## Extract data(split columns)

In [4]:
import pandas as pd
import numpy as np
import re


initial_data = pd.read_csv("Snappfood.csv", sep="\t", encoding="utf-8-sig")
filtered_data = initial_data.dropna(subset=["comment", "label", "label_id"])
new_data = pd.DataFrame()
new_data["comment"] = filtered_data["comment"].dropna().values
new_data["label"] = filtered_data["label"].str.lower().dropna().values
new_data["label_id"] = filtered_data["label_id"].dropna().values.astype(np.int8)

new_data.to_csv("new_data.csv",encoding="utf-8-sig" ,index=False)


## Data cleaning (remove words with one character adn other signs like: ! ?)

In [5]:
def is_persian(word):
    return bool(re.fullmatch(r'[آ-یءئاآبپتثجچحخدذرزژسشصضطظعغفقکگلمنوهی]+', word))

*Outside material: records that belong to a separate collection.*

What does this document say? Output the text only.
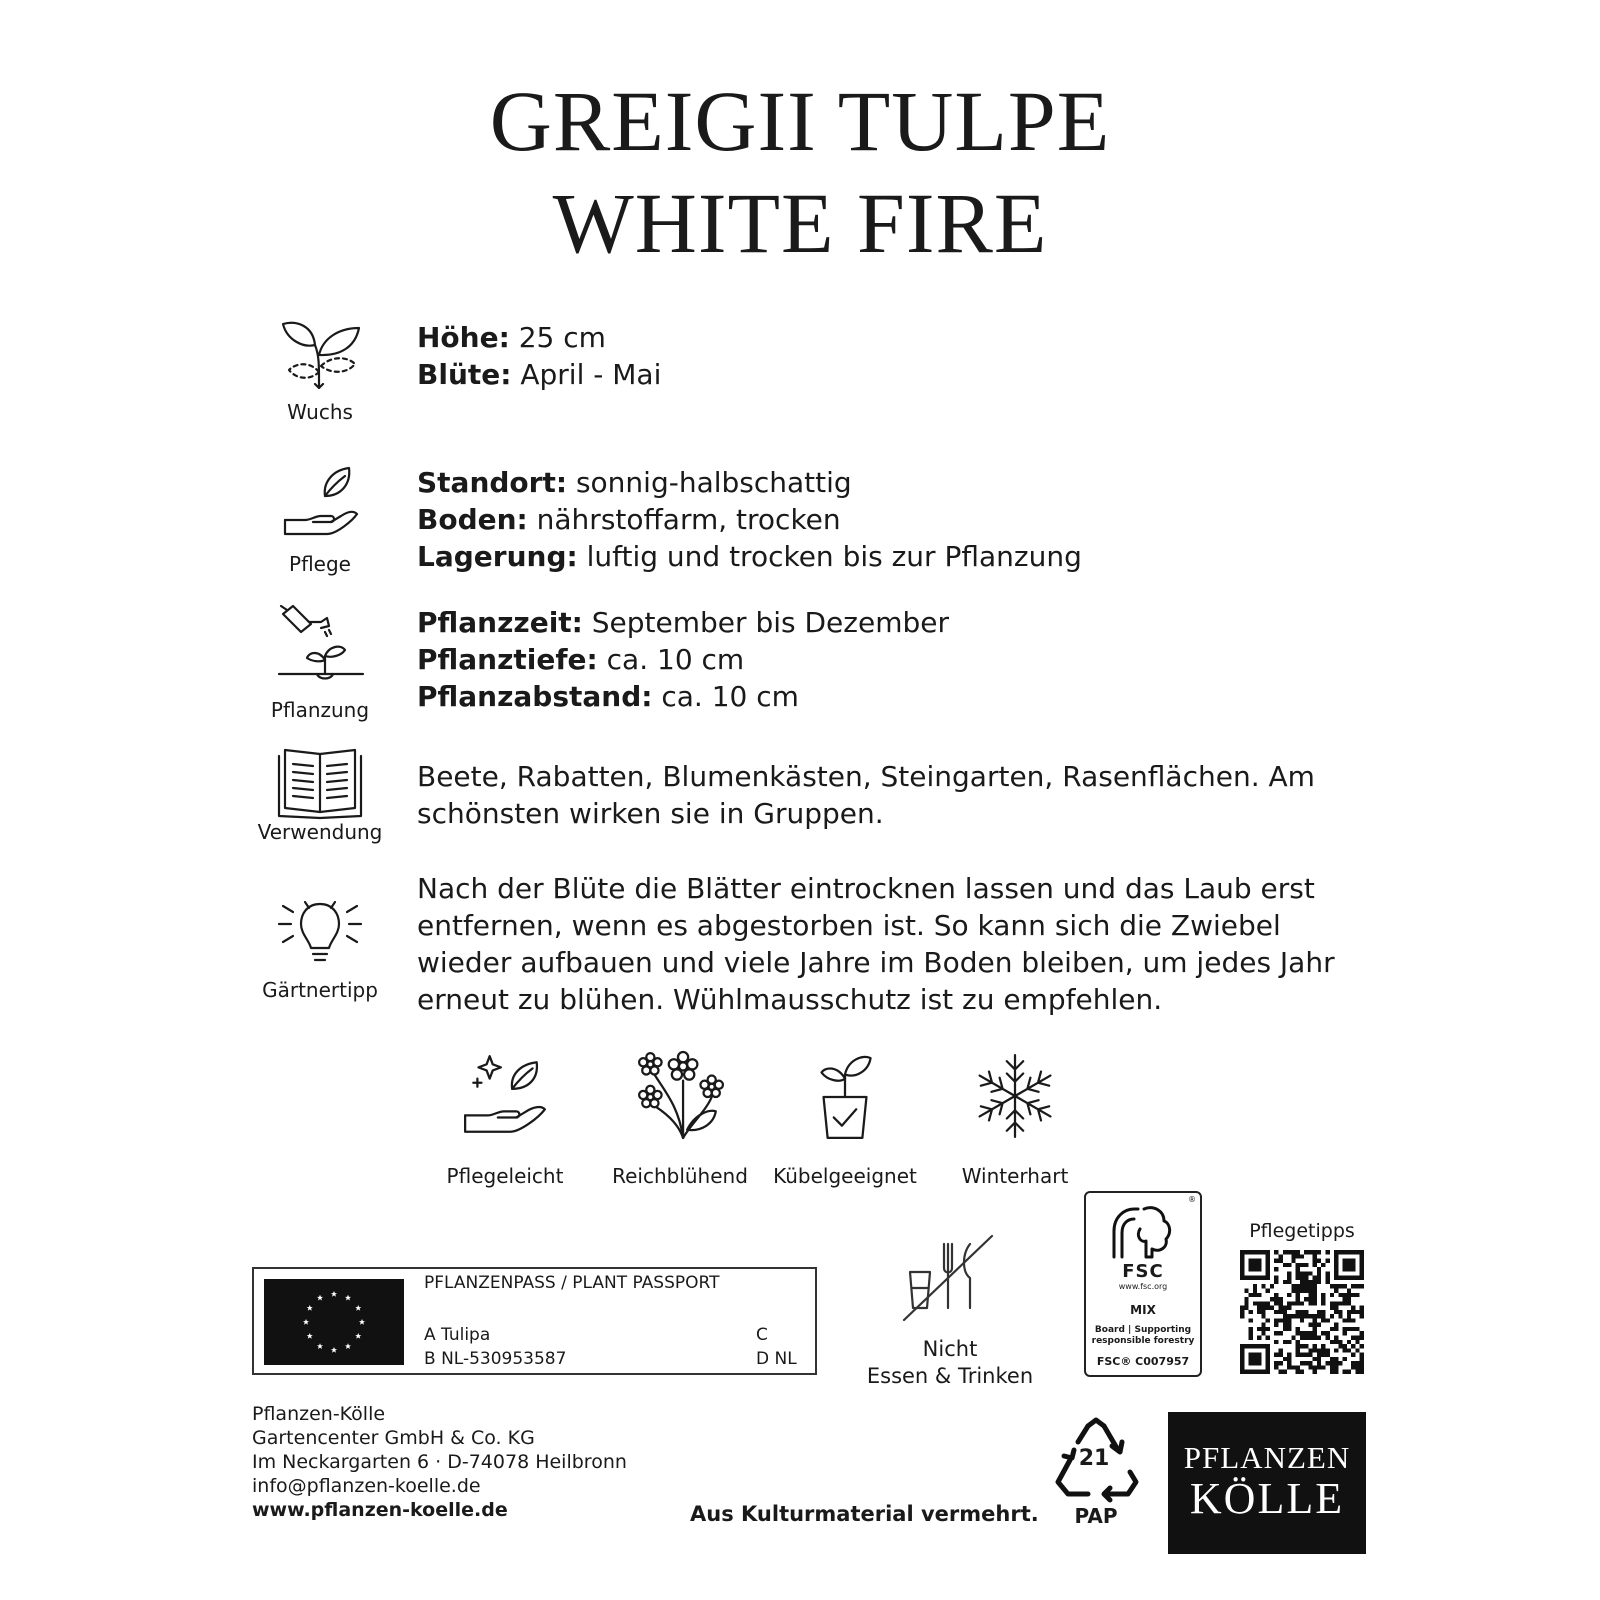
GREIGII TULPE
WHITE FIRE
Wuchs
Höhe: 25 cm
Blüte: April - Mai
Pflege
Standort: sonnig-halbschattig
Boden: nährstoffarm, trocken
Lagerung: luftig und trocken bis zur Pflanzung
Pflanzung
Pflanzzeit: September bis Dezember
Pflanztiefe: ca. 10 cm
Pflanzabstand: ca. 10 cm
Verwendung
Beete, Rabatten, Blumenkästen, Steingarten, Rasenflächen. Am schönsten wirken sie in Gruppen.
Gärtnertipp
Nach der Blüte die Blätter eintrocknen lassen und das Laub erst entfernen, wenn es abgestorben ist. So kann sich die Zwiebel wieder aufbauen und viele Jahre im Boden bleiben, um jedes Jahr erneut zu blühen. Wühlmausschutz ist zu empfehlen.
Pflegeleicht	Reichblühend	Kübelgeeignet	Winterhart
PFLANZENPASS / PLANT PASSPORT
A Tulipa
B NL-530953587
C
D NL	Nicht
Essen & Trinken
®
FSC
www.fsc.org
MIX
Board | Supporting
responsible forestry
FSC® C007957
Pflegetipps
Pflanzen-Kölle
Gartencenter GmbH & Co. KG
Im Neckargarten 6 · D-74078 Heilbronn
info@pflanzen-koelle.de
www.pflanzen-koelle.de	Aus Kulturmaterial vermehrt.
21
PAP
PFLANZEN
KÖLLE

temp_data = pd.read_csv("new_data.csv", encoding="utf-8-sig")
sad_data = temp_data[(temp_data["label_id"] == 1)]

happy_data = temp_data[(temp_data["label_id"] == 0)]
sad_temp = sad_data["comment"].str.split()

happy_temp = happy_data["comment"].str.split()
happy_flat_words = np.hstack(happy_temp.dropna().tolist())
sad_flat_words = np.hstack(sad_temp.dropna().tolist())

happy_persian = [w for w in happy_flat_words if is_persian(w)]
sad_persian = [w for w in sad_flat_words if is_persian(w)]


## Count repetition of each words in all words and save in separate csv files

In [6]:
unique_words, counts = np.unique(happy_persian, return_counts=True)
happy_df = pd.DataFrame({
    "word": unique_words,
    "count_happy": counts
})
unique_words, counts = np.unique(sad_persian, return_counts=True)
sad_df = pd.DataFrame({
    "word": unique_words,
    "count_sad": counts
})
happy_df.to_csv("happy_words.csv", encoding="utf-8-sig", index=False)
sad_df.to_csv("sad_words.csv", encoding="utf-8-sig", index=False)


## Calculate percentage of repetition of each words

In [7]:
happy_words = pd.read_csv("happy_words.csv")
sad_words = pd.read_csv("sad_words.csv")

result_df = pd.merge(happy_words, sad_words, on="word", how="outer")
result_df = result_df.fillna(0)

total_happy_words = happy_words["count_happy"].sum()
total_sad_words = sad_words["count_sad"].sum()

result_df["percent_happy"] = ((result_df["count_happy"] / total_happy_words) * 100).round(3)
result_df["percent_sad"] = ((result_df["count_sad"] / total_sad_words) * 100).round(3)
result_df["diff"] = (abs(result_df["percent_happy"] - result_df["percent_sad"])).round(3)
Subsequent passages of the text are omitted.